Climate change due to anthropogenic causes is an urgent and accelerating challenge facing our world, with adverse consequences for the most vulnerable among us. Climate resilience depends on our ability to mitigate the magnitude of climate change – by removing more carbon dioxide from the atmosphere and emitting less – and adapt to its inevitability. The land that sustains us all today is threatened by a warming, less stable climate, and yet natural lands are remarkably resilient and provide some of the most effective mitigation and adaptation solutions. For these reasons, Highstead is firmly committed to land conservation as a natural climate solution and its values to both nature and society.
David Foster, Highstead Board memberBetter mitigation reduces our need for adaptation.

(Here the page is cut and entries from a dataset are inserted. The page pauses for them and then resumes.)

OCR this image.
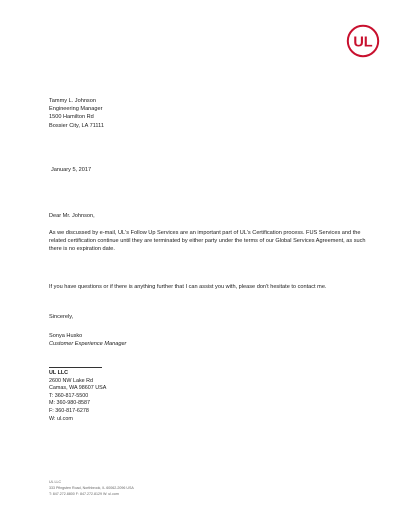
UL
Tammy L. Johnson
Engineering Manager
1500 Hamilton Rd
Bossier City, LA 71111
January 5, 2017
Dear Mr. Johnson,
As we discussed by e-mail, UL's Follow Up Services are an important part of UL's Certification process. FUS Services and the related certification continue until they are terminated by either party under the terms of our Global Services Agreement, as such there is no expiration date.
If you have questions or if there is anything further that I can assist you with, please don't hesitate to contact me.
Sincerely,
Sonya Husko
Customer Experience Manager
UL LLC
2600 NW Lake Rd
Camas, WA 98607 USA
T: 360-817-5500
M: 360-980-8587
F: 360-817-6278
W: ul.com
UL LLC
333 Pfingsten Road, Northbrook, IL 60062-2096 USA
T: 847.272.8800 F: 847.272.8129 W: ul.com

Protecting land and stewarding it responsibly enables us to do both.
Human impact & adaptation
As temperatures rise and weather fluctuations become more extreme, the risks to our health and overall security increase greatly. Flooding, wildfires, and droughts affect our basic survival needs, threatening the essentials to life like available food supply, clean air, safe drinking water, and livable environments. At highest risk are communities in locations most susceptible to these extremes, especially populations who already face disproportionate health vulnerabilities, such as poorer communities, some communities of color, and older populations. Conserved land helps to lessen these threats and improve climate resilience to adapt to new realities.

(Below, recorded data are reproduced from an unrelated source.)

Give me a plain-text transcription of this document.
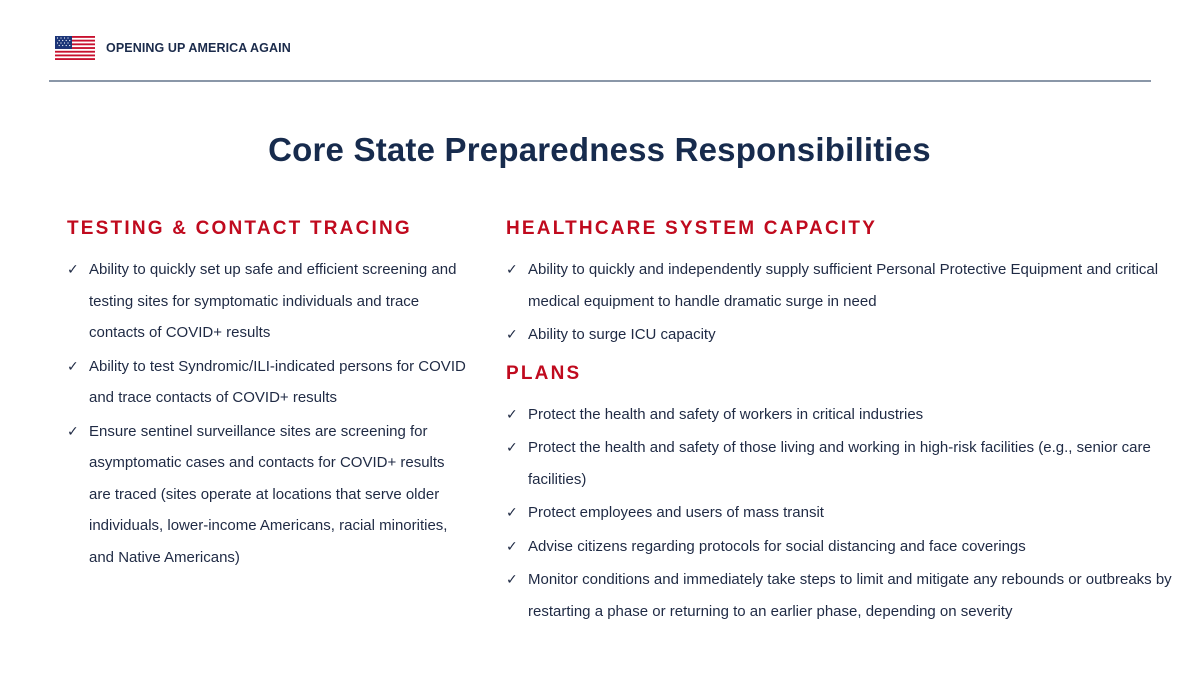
OPENING UP AMERICA AGAIN
Core State Preparedness Responsibilities
TESTING & CONTACT TRACING
✓ Ability to quickly set up safe and efficient screening and testing sites for symptomatic individuals and trace contacts of COVID+ results
✓ Ability to test Syndromic/ILI-indicated persons for COVID and trace contacts of COVID+ results
✓ Ensure sentinel surveillance sites are screening for asymptomatic cases and contacts for COVID+ results are traced (sites operate at locations that serve older individuals, lower-income Americans, racial minorities, and Native Americans)
HEALTHCARE SYSTEM CAPACITY
✓ Ability to quickly and independently supply sufficient Personal Protective Equipment and critical medical equipment to handle dramatic surge in need
✓ Ability to surge ICU capacity
PLANS
✓ Protect the health and safety of workers in critical industries
✓ Protect the health and safety of those living and working in high-risk facilities (e.g., senior care facilities)
✓ Protect employees and users of mass transit
✓ Advise citizens regarding protocols for social distancing and face coverings
✓ Monitor conditions and immediately take steps to limit and mitigate any rebounds or outbreaks by restarting a phase or returning to an earlier phase, depending on severity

Land supports us and helps us to adapt to changing climate conditions. When you conserve land, you also protect:
- Watersheds that supply clean drinking water
- The air we breathe from harmful pollutants
- Local farms that produce healthy food
- Trees that provide cooling shade to offset rising temperatures
- Places for physical exercise and mental relief
- Native wildlife habitats and biodiversity
A natural climate solution
Natural land offers a double benefit for the climate, helping to both absorb greenhouse gases and prevent further emissions that would otherwise come from its development or conversion to a less carbon-rich vegetation type. Land ecosystems (forests, wetlands, and natural grasslands) are the most effective natural solution available for the uptake (“sequestration”) and storage of carbon from the atmosphere, whereas man-made carbon capture technologies are still in their infancy. (Natural climate solutions for the United States, Joseph E. Fargione et al., Science Advances 14 Nov 2018: Vol. 4, no. 11)
Further, the way land is used when it is developed or managed can significantly affect greenhouse gas emissions. Agriculture, forestry, manufacturing, and the energy and transportation required to support them, can have negative impacts on the climate if not carefully considered and planned.
There are four critical ways land conservation addresses climate change:
- Protecting existing forests from conversion to developed or open land helps to prevent increasing land-based carbon emissions, and sequester more carbon than these alternative land uses.
- Sustainably managing forests – where the growth of the forest is greater than what is removed by harvest – yield long-lived wood products that can displace carbon-intensive building materials (i.e., steel and concrete).
- Allowing some forest areas to grow indefinitely into old age, protected from timber harvesting, development, and human intervention maintains the long-term accumulated carbon stored in the trees and soil, supports natural biodiversity and provides innumerable other benefits to society.
- Allowing some land that is currently open, but previously forested, to naturally grow back into forest by not mowing. The resulting woody vegetation accumulates much more carbon than the existing grassy vegetation and provides important young forest habitat.
We can apply these powerful yet simple principles not only to our individual backyards but across entire landscapes. No one is immune to our changing climate which is why we must focus on climate resilience, working across disciplines to mitigate its causes and adapt to its effects.